Adam Liung

Berbagi Bersama Dalam Membangun Peradaban

Minggu, 27 Mei 2012

Satu hal komplikatif yang memberikan sensasi seumpama pedas manis dan gurihnya ikan bakar

Ada harapan yang tetap menjadi harapan
Ada harapan yang suatu saat akan diwujudkan
Ada harapan yang bahkan tak pernah diharapkan
Ada mereka yang tak punya harapan
Ada pula mereka yang selalu memegang harapan
Atau Harapan dalam sebungkus nasi ikan

Kawan, inilah ceritaku hari ini.
Punya teman sebaya, kompak dan sedikit nyeleneh adalah salah satu anugerah yang membuat seorang pemuda dengan jalan hidup yang datar-datar saja bisa menghargai jalan hidupnya sebagai salah satu manusia yang mendapat bonus berharga dari Allah. Aku mendapatkan itu, dan aku bersyukur atasnya.
Sekarang aku sudah duduk di smester enam. Cukup senior dengan dua level tingkatan dibawahnya. Sekarang semuanya mulai terasa. Dulu waktu awal semester muda aku dan sebagian besar mahasiswa sebaya ku (untuk cakupan FE khususnya) adalah sekelompok manusia dengan perasaan dan obsesi yang meluap-luap, obsesi yang aneh mulai dari memanjangkan rambut hingga berkelahi dengan senior dalam pertandingan sepakbola. Itulah sepotong cerita diawal masa kuliah kami.

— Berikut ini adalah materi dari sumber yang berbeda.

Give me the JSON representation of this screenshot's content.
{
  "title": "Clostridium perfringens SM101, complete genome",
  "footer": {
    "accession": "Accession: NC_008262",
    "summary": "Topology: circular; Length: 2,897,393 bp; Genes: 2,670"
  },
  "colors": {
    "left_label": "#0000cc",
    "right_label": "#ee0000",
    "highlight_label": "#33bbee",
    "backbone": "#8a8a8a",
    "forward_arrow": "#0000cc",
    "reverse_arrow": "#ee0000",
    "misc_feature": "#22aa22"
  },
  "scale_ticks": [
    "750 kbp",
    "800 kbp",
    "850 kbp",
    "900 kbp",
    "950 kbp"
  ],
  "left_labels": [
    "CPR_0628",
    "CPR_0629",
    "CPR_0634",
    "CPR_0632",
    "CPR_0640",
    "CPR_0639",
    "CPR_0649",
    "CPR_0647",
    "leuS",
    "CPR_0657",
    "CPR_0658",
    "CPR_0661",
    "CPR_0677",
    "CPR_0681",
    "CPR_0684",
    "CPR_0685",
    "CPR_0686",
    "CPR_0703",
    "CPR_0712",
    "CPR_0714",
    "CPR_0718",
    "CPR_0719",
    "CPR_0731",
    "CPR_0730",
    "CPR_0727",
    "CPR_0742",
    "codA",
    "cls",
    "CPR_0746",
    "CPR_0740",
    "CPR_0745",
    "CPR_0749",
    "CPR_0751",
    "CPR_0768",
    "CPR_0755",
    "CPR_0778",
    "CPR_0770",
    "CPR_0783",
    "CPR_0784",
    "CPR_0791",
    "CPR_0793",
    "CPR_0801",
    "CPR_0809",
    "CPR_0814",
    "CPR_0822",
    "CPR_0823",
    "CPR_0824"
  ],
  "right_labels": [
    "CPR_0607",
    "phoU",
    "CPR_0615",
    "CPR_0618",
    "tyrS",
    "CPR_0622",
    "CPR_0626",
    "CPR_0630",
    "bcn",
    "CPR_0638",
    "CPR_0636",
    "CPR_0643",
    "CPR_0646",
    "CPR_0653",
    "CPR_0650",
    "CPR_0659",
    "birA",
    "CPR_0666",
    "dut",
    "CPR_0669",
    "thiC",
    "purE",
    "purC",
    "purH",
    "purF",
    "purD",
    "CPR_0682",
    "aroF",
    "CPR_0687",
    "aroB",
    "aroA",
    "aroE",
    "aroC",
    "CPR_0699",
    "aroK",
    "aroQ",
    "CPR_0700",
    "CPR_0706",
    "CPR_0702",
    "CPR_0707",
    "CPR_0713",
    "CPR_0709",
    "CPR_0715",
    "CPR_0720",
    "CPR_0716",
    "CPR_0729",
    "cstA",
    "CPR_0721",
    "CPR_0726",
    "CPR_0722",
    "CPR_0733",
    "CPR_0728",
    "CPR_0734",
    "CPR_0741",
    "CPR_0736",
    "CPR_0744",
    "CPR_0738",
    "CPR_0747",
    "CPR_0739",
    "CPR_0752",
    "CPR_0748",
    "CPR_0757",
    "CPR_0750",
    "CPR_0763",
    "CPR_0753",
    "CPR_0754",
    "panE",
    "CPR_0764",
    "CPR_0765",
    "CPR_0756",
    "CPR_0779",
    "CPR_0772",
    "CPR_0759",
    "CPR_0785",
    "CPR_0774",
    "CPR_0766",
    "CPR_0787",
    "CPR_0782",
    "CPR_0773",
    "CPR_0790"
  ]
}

Sekarang sudah semester enam, "aha" inisiatif seorang rekan mendobrak kebosanan yang cukup akut di semester ini. Rencana untuk sedikit merilekskan organ-organ yang  mulai penat lantaran kalimat-kalimat proposal yang mengarat di sendi-sendi kebebasan darah muda kami, "Touring", yaps "ide bagus" ketusku.

 Pujangga yang berorientasi budget

Minggu ini kita punya rencana buat kumpul bareng lagi, sambil jalan ke tempat yang asik plus murah (maklum bro kita kan mahasiswa pada umumnya yang berorientasi budget lol). Bagi kami mahasiswa Bengkulu, tempat asik ya daerah wisata. Umumnya sih wisata di kisaran Provinsi Bengkulu didominasi wisata sejarah dan alam yang cukup fresh. Nah si bro ngajak kita buat jalan ke Kemumu, tuh salah satu daerah favorit bagi wisatawan lokal (kalo aku prediksi sih ini lantaran kasus F, finansial maksudnya).

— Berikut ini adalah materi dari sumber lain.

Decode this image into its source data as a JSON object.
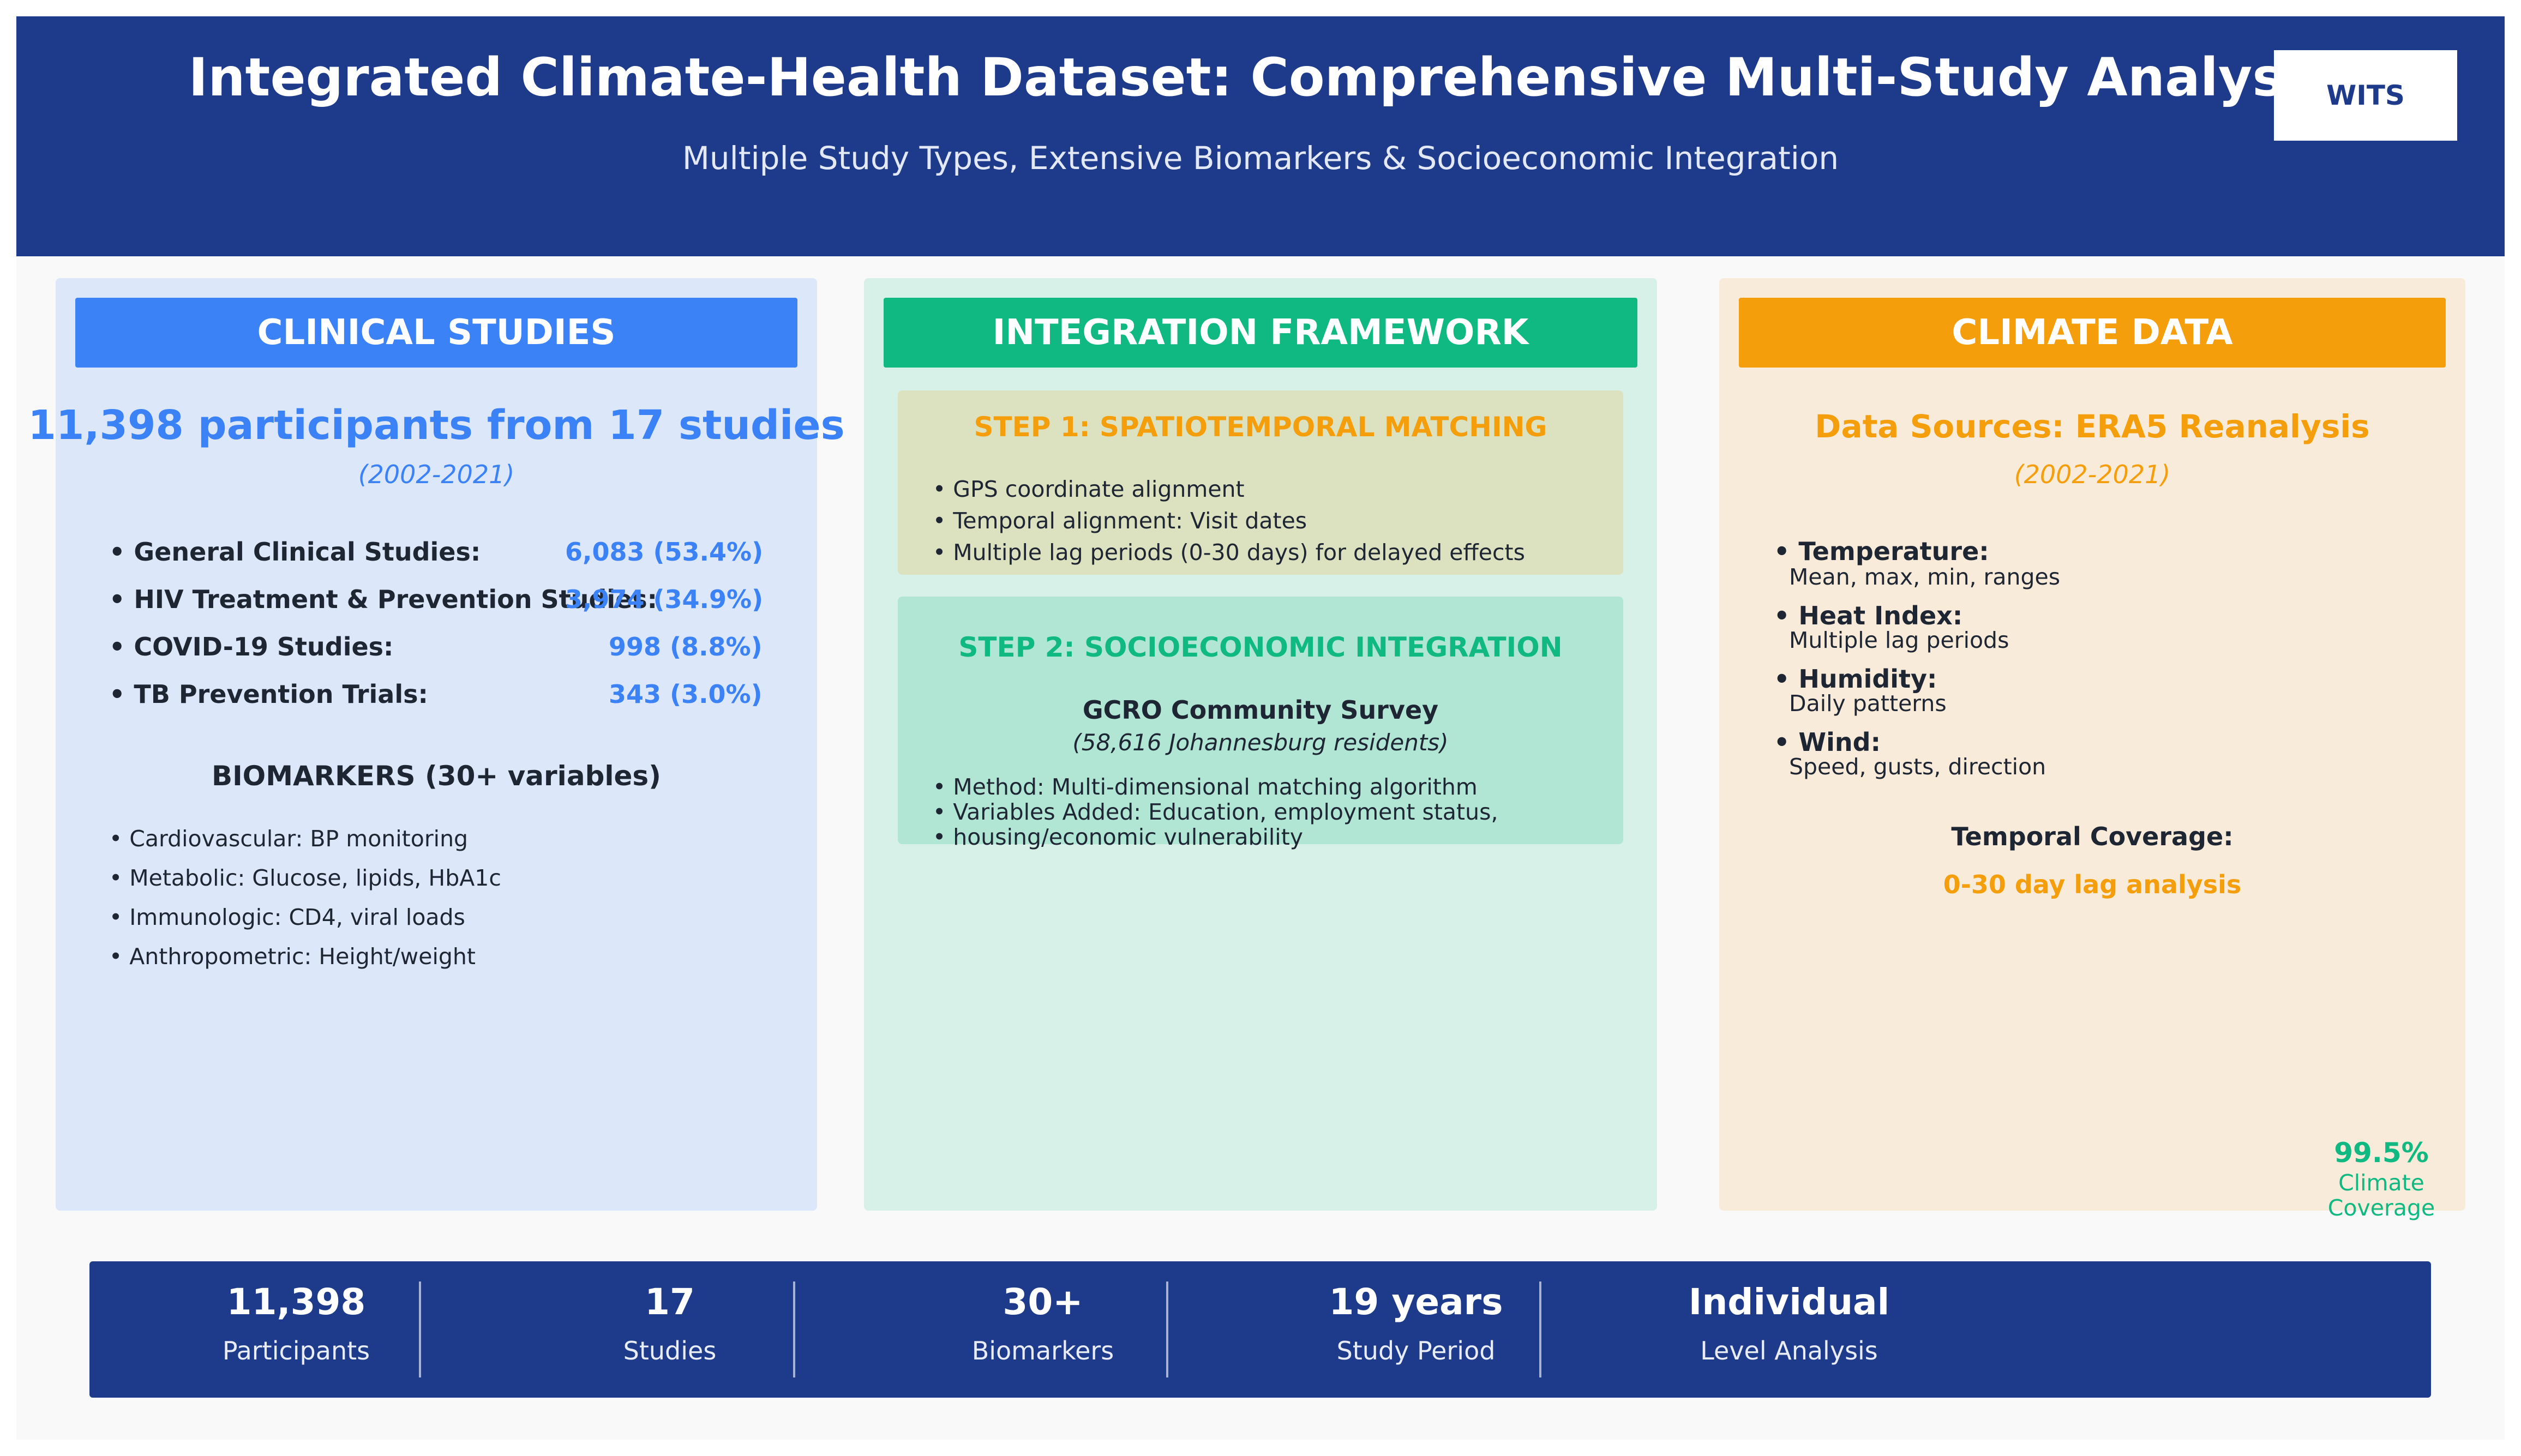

Secara singkat sih menurut informasi yang dikombinasiin dengan foto yang udah lama terpajang dikamar kos ku Kemumu itu ya semacam air terjun kecil yg ga bkl asik2 bgt. Ini lantaran foto yg tujuh bulan lalu aku pungut dari sisa-sisa stan Dinas Pariwisata pasca dihantam badai itu nunjukin kalo air terjunnya itu kelihatan ga asik, kecil. "Ah ini mah pancoran, di dusun nenekku jg ada" sisi gelapku berestim

Akhirnya hari H tiba, para pujangga yang berorientasi budget bin kere pun menancap gas. Perjalanan selama hampir dua setengah jam dengan pemandangan pantai yang curam, landai, unik dan mencekam pun kami temui.

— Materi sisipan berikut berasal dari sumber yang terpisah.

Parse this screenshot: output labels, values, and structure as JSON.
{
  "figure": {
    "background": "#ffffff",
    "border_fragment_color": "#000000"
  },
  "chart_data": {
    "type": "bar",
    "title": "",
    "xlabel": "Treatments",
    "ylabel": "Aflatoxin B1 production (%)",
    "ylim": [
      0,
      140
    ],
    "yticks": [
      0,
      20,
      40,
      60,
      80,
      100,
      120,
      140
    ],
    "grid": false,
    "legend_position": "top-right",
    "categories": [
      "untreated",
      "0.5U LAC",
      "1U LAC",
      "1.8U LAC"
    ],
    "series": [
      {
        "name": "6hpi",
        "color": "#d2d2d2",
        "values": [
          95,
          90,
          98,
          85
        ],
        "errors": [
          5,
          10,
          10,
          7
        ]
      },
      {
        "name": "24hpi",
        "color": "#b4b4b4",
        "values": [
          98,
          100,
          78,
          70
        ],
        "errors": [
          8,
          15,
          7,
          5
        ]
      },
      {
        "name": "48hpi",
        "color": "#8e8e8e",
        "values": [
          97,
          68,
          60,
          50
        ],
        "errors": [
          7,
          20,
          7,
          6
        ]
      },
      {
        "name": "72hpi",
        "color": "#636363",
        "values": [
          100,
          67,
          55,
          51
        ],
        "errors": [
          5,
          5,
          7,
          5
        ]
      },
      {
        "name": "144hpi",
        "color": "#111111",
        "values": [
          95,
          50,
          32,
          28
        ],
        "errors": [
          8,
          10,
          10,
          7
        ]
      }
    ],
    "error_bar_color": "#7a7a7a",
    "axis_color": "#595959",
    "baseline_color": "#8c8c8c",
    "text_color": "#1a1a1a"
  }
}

Batu Balai, gundukan tanah yang mirip cake yummi


Salahsatu daerah yang menurutku sangat menarik sepanjang perjalanan kami adalah Batu Balai. Berjarak kira-kira 45 menit dari kota Bengkulu, daerah ini cukup setimpal dengan waktu dan pengorbanan untuk mencapainya. Batu Balai merupakan gundukan tanah yang terkikis oleh gempuran ombak yang kuat, lantaran si ombak ga berenti2 gempur jadi deh gundukannya kesisa setumpuk di tengan laut. Debur ombak yang menggaum dibawah tebing yang super curam, ditambah lagi tebing dengan reruntuhan tanah yang terabrasi semakin menyinggung hati kita buat cepet-cepet sadar, soalnya kalo aku sih langsung kebayang gimana kalo sampe jatuh ke air yang menyeruak berbuih-buih kayak sarang naga laut timur itu. Alih-alih mau nolong, orang mungkin lebih mau kalo disuruh baca surat Yasin. Kalo diperhatiin sih gundukan tanah yang terasing ditengah laut itu malah lebih mirip cake dari Amerika yang full kolor, eh fullcolour maksud ku, alias penuh warna kalo saudara/i pembaca agak ga kuat sama bahasa asing. Emang aku tau dari mana?? ya gini-gini aku juga punya tmen dari Amrik bro. Batu Balai emang recomended bgt bro. View yg aduhai, hembusan angin yang melambai-lambai dan mendayu-dayu, sajian kelapa muda, serta nuansa tenang yang mampu merefresh lagi otak yang udah kesempel sama uneg-uneg dan kebosanan.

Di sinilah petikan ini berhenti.